私的な記念日に、地下鉄の改札の前でした、子供の頃騙されてビー玉を食べたことの話

「記念日なんだ」

 と言った。

 何の変哲もない火曜日。珍しく休みを取って出かける準備をしているからどうしたのと尋ねると、寂しそうに笑う。

「なんの記念日?」

「従姉妹の」

 従姉妹のなに、と聞こうとしてふと気付く。このひとには従姉妹はもういないはずだけど。少し前、仕事仲間の身内に不幸があって喪服を出したとき、そんな話をした記憶がある。あまり踏み込まない方がいい部分だろうか。

「一緒に行こうか」

 けれど同じ笑顔でそう言うので、小さい子みたいに手を引かれ、とぼとぼついて行った。

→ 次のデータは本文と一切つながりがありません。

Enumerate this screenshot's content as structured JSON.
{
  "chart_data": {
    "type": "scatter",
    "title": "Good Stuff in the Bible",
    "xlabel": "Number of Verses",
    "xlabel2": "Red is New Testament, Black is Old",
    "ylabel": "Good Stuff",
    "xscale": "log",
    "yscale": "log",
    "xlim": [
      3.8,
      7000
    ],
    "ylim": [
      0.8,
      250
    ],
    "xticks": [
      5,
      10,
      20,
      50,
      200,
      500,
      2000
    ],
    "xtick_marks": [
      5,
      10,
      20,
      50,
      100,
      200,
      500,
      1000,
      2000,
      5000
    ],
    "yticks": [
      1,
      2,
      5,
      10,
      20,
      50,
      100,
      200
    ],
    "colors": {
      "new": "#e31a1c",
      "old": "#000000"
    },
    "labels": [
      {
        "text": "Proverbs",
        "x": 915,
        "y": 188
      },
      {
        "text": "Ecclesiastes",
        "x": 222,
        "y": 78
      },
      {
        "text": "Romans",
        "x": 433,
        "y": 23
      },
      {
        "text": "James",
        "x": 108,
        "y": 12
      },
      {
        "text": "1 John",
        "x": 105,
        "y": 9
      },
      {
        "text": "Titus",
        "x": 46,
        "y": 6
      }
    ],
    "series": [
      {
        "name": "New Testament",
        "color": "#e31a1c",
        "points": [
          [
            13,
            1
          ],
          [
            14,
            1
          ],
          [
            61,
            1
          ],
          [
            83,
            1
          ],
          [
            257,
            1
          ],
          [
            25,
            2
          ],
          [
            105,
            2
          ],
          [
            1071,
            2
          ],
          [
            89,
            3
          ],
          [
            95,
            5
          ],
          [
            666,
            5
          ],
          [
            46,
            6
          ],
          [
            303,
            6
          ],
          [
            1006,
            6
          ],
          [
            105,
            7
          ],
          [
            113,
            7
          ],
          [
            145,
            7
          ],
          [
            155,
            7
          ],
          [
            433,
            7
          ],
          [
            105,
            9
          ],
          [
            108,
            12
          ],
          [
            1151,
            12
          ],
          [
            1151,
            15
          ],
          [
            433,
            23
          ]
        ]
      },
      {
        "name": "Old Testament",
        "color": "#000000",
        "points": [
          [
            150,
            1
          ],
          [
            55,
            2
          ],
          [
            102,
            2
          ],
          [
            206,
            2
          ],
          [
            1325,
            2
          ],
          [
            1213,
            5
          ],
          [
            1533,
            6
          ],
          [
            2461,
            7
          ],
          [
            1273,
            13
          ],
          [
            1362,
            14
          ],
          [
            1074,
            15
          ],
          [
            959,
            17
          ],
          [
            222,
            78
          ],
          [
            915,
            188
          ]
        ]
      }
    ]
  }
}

 彼女はひどいひとだったのだ、とぽつりぽつり話した。一人娘だったから、少し年下の従兄弟がおもちゃだったのか、卵を暖めれば雛が孵ると言われ、スイカの種を飲めばヘソから芽が出ると教えられ、日付が変わる瞬間ジャンプすれば空を飛べると信じ込まされた。

 極めつけはビー玉は高級なあめ玉、カラフルなものほど高価でおいしいという嘘で、食べようとしているところを祖母に見つかりおまえは従兄弟を殺したいのかとこっぴどく叱られ、それが最後の嘘になったそうだ。

「大人になってからは、あんまり会ってなかったんだけど」

 最後に会ったのがこの改札だった、と乾いた顔で笑った。

「出張でここまで来たからって久しぶりに会って、飯食って、話して……楽しそうに仕事の話してたんだけど」

 そのすぐ後に、彼女は誰にも渡れない橋を渡ってしまった。

「ばあちゃんに怒られてからは、嘘ついたことなんてなかったのに……まさかあのとき話してたことが全部嘘だなんて思わなかったから」

 話の中で、彼女は充実していた。仕事は楽しい、評価してもらえる、仲間にも恵まれている、このまま続けていきたいと語ったけれど、本当はぼろぼろだった。

「後から、ああそうだったのかって思っても、もう遅いし、無意味なんだよな。おかしかったのに……変だったのに、おれは、そのあとも、ふつうに」

 強く強く拳を握りしめているので、手のひらに爪のあとが付いているに違いない。その手の中には鮮やかなビー玉があって、命そのものみたいに握りしめて放そうとしなかった。

「こんなの帰り際に渡されて、変なやつだとしか思わなかったなんて、ばかすぎる」

 語り口に怒りと後悔が見えたが、静かで涙はなかった。だから慰めたりせず、事実を語るのをただ聞いていた。改札を行き交う無数の人を見送って、駅員が不審の目を向け始めた頃、ありがとうとぽつりと言った。

「ありがとう、聞いてくれて」

「うん」

 少しだけ拳が緩んだので、間に指を滑り込ませる。硬いけれど温もっている、ビー玉に指先が触れた。

「ありがとう、話してくれて」

 お返しのようにそう言うと、ふふっとかすかに笑う。

「今日は、記念日だから」

「なんの?」

 初め聞けなかったその意味を問うと、また目を細める。

「嘘をつかれたんだ。今日はエイプリルフールの逆で、嘘をついちゃ行けない日だって世界中で決められてるんだよ、って」

 まあそれが嘘だったんだけど、と続けるので、わたしも小さく笑った。